An API endpoint on a Dataiku API node#
Many data science workloads call for a real-time API framework, where queries sent to an API endpoint receive an immediate response.
As a means of comparison to other deployment contexts, this section presents how to monitor a model under a real-time API framework staying entirely within Dataiku.
Additional prerequisites#
In addition to the shared prerequisites, you’ll also need:
A Design node connected to the API Deployer and an API node.
Consult the documentation for setting up an API node from the Launchpad and accessing API query logs.
A Design node connected to the API Deployer and an API node.
The Event server installed and configured for audit logging.
Deploy the model as an API endpoint#
The starter project already contains the API endpoint that we want to monitor, and so the next step is pushing a version of an API service including the endpoint to the API Deployer.
From the top navigation bar, navigate to More Options (…) > API Designer.
Open the pokemon API service.
Note how it includes one prediction endpoint called guess using the model found in the Flow.
Click Publish on Deployer and Publish to confirm publishing v1 of the service to the API Deployer.
Once the API service exists on the API Deployer, we can deploy the service to an infrastructure.
From the waffle menu in the top navigation bar, click Local (or Remote) Deployer.
Click Deploying API Services.
In the Deployments tab of the API Deployer, find the API version that you just pushed to the API Deployer, and click Deploy.
If not already selected, choose an infrastructure.
Click Deploy and Deploy again to confirm.
Note
To review the mechanics of real-time API deployment in greater detail, please see Tutorial | Real-time API deployment.
Generate activity on the API endpoint#
Before we set up the monitoring portion of this project, we need to generate some activity on the API endpoint so that we have actual data on the API node to retrieve in the feedback loop.
Within the Status tab of the deployment, navigate to the Run and test subtab for the guess endpoint.
Click Run All to send several test queries to the API node.

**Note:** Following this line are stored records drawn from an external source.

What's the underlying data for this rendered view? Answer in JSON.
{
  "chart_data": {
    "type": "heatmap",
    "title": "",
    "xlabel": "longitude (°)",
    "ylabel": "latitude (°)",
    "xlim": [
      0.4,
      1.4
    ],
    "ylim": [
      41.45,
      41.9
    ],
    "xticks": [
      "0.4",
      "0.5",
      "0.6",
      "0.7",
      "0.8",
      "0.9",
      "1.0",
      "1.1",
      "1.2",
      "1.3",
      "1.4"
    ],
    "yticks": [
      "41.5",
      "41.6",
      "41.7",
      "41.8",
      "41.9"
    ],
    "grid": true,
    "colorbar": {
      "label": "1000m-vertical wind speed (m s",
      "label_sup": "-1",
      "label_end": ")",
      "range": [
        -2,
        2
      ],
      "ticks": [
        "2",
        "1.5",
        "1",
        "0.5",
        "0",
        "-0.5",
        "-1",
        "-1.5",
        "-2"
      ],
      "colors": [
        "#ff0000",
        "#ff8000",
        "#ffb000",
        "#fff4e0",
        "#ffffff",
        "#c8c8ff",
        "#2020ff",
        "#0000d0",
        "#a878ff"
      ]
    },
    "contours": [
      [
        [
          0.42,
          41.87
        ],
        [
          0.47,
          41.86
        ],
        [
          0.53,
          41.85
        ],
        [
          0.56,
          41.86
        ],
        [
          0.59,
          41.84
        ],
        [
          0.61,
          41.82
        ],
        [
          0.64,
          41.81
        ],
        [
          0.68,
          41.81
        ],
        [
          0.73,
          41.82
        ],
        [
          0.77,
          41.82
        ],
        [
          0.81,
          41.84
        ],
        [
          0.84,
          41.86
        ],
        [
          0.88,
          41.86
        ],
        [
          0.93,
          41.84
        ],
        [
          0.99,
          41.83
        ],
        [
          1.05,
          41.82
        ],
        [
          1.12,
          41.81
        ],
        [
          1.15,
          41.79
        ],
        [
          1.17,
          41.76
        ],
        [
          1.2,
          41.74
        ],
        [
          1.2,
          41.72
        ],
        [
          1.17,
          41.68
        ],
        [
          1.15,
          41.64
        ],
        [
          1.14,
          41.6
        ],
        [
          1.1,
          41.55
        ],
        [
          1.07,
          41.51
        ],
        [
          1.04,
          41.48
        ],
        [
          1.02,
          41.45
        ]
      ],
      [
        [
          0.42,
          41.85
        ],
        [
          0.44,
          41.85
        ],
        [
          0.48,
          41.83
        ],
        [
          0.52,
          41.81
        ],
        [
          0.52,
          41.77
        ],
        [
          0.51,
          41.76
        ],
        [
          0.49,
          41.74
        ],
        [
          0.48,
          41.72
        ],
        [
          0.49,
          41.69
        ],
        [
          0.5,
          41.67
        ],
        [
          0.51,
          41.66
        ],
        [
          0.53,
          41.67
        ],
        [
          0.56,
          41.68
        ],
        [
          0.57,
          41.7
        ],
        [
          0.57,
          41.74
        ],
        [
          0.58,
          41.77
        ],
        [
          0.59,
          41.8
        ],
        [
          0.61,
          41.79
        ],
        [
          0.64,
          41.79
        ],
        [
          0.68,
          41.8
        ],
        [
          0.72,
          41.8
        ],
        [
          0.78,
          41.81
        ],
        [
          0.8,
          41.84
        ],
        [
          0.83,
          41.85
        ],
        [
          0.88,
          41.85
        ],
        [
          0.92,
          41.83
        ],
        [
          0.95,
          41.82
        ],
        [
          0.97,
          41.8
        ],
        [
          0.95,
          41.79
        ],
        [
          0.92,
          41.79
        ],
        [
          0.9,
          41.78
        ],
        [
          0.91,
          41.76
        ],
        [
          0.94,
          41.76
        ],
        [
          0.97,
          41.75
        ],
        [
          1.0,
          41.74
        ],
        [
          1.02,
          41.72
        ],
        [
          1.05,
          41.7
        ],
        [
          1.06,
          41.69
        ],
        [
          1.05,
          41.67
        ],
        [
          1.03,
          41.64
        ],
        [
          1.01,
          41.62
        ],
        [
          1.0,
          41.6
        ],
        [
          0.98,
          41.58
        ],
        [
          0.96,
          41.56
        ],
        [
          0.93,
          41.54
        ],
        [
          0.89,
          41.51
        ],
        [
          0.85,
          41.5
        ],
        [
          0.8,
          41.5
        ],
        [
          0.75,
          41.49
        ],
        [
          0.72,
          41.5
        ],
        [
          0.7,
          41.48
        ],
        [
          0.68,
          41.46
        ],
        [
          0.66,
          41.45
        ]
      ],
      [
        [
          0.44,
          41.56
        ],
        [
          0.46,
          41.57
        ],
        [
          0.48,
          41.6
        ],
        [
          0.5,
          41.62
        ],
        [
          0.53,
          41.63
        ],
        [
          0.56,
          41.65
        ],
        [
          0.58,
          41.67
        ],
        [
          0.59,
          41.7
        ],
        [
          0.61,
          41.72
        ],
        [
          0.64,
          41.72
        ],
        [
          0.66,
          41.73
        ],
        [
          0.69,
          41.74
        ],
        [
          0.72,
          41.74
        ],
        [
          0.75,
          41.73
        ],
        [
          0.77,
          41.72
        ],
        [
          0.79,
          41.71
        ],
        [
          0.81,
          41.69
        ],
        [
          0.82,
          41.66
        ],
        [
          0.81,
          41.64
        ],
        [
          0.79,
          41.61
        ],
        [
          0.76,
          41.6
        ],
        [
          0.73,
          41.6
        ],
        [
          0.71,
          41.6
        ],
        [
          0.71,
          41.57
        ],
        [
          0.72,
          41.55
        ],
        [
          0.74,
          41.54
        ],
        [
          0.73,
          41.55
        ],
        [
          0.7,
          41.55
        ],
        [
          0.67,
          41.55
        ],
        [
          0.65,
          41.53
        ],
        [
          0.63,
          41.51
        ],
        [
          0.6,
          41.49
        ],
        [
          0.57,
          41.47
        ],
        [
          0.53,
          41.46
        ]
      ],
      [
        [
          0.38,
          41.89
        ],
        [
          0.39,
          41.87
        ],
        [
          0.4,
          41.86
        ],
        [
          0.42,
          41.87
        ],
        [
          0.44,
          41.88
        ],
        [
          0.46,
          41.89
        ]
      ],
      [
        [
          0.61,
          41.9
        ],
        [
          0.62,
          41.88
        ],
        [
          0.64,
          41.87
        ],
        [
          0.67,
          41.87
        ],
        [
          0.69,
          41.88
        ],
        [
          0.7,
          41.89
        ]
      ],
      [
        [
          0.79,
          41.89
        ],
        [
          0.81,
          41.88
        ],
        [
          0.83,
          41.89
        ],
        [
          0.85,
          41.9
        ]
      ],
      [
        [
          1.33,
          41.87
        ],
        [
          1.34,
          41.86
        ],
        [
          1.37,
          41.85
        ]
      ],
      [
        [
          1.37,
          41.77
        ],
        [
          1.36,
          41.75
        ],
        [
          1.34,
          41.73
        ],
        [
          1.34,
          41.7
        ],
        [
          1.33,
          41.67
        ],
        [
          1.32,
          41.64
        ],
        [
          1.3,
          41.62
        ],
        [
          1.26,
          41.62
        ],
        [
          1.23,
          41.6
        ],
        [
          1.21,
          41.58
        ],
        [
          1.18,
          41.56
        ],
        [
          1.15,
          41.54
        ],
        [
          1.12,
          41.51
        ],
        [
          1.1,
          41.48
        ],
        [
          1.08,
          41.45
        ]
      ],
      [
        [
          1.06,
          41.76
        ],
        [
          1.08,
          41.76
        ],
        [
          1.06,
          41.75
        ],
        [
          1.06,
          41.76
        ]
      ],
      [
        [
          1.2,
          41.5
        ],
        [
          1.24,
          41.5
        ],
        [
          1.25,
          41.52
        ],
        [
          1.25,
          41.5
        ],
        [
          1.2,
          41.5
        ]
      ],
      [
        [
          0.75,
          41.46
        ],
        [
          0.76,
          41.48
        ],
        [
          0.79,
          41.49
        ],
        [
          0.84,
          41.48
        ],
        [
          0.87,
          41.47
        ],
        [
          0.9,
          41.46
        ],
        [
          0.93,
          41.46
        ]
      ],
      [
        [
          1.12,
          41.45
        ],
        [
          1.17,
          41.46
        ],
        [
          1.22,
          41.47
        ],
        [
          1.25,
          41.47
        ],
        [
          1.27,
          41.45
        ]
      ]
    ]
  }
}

Create a feedback loop on the API endpoint#
Now direct your attention to the Dataiku Monitoring (API) Flow zone. Just like the batch Flow zone, we have an Evaluate recipe that takes two inputs (a dataset of predictions and a saved model) and outputs a model evaluation store. However, there are two subtle differences.
API node log data#
The input data in this context comes directly from the API node. As explained in Tutorial | API endpoint monitoring, the storage location of this data differs for Dataiku Cloud and self-managed users.
Follow the steps in Audit trail on Dataiku Cloud to access API node queries.
Once you’ve imported this dataset, replace pokemon_on_static_api_logs with the apinode_audit_logs dataset as the input to the Evaluate recipe in the Dataiku Monitoring (API) Flow zone.
The pokemon_on_static_api_logs dataset must point to the storage of the API endpoint prediction logs according to the Event server’s configuration. An admin can find this information under Administration > Settings > Event Server on the Design node.
Open the pokemon_on_static_api_logs dataset. There will be an error that it is does not exist.
Navigate to the Settings tab.
In the Files subtab, select the Read from connection specific to the configuration of your Event server.
Click Browse to navigate the file directory, and find the Path specific to the configuration of your Event server.
Click api-node-query, and then select the name of the API deployment for this project.
Click OK, and see a path ending with your API deployment.
Click List Files to observe which logs are available, and Save when ready.
After pointing this dataset to the correct prediction logs, we can now explore it. Each row is an actual prediction request answered by our model. You can find all the features that were requested, the resulting prediction, with details and other technical data.
Warning
Although we are showing a local filesystem storage for the API node logs to make the project import easier, in a real situation, any file-based cloud storage is highly recommended. This data can grow quickly, and it will not decrease unless explicitly truncated.
It would also be common to activate partitioning for this dataset.
The Evaluate recipe with API node logs as input#
Another subtle difference between the Evaluate recipe in the API Flow zone compared to the Batch Flow zone is the option to automatically handle the input data as API node logs.
With this activated (detected by default), you do not need to care about all the additional columns or the naming.
Open the Evaluate recipe in the Dataiku Monitoring (API) Flow Zone.
Confirm that the input dataset will be handled as API node logs.
Click Run to produce a model evaluation of the API node logs.
Note
If using a version of Dataiku prior to 11.2, you will need to add a Prepare recipe to keep only the features and prediction columns, and rename them to match the initial training dataset convention.
Create a one-click monitoring loop#
After understanding these details, you should also be aware that since version 12, users can simplify this process by building the entire feedback loop directly from the API endpoint in the API Designer.
From the top navigation bar of the Design node, navigate to More Options (…) > API Designer.
Open the pokemon API service.
Navigate to the Monitoring panel for the guess endpoint.
Click Configure to create a monitoring loop for this endpoint.
Click OK, and then return to the Flow to see the new zone, which, in this case, duplicates the work of the existing Dataiku Monitoring (API) Flow zone.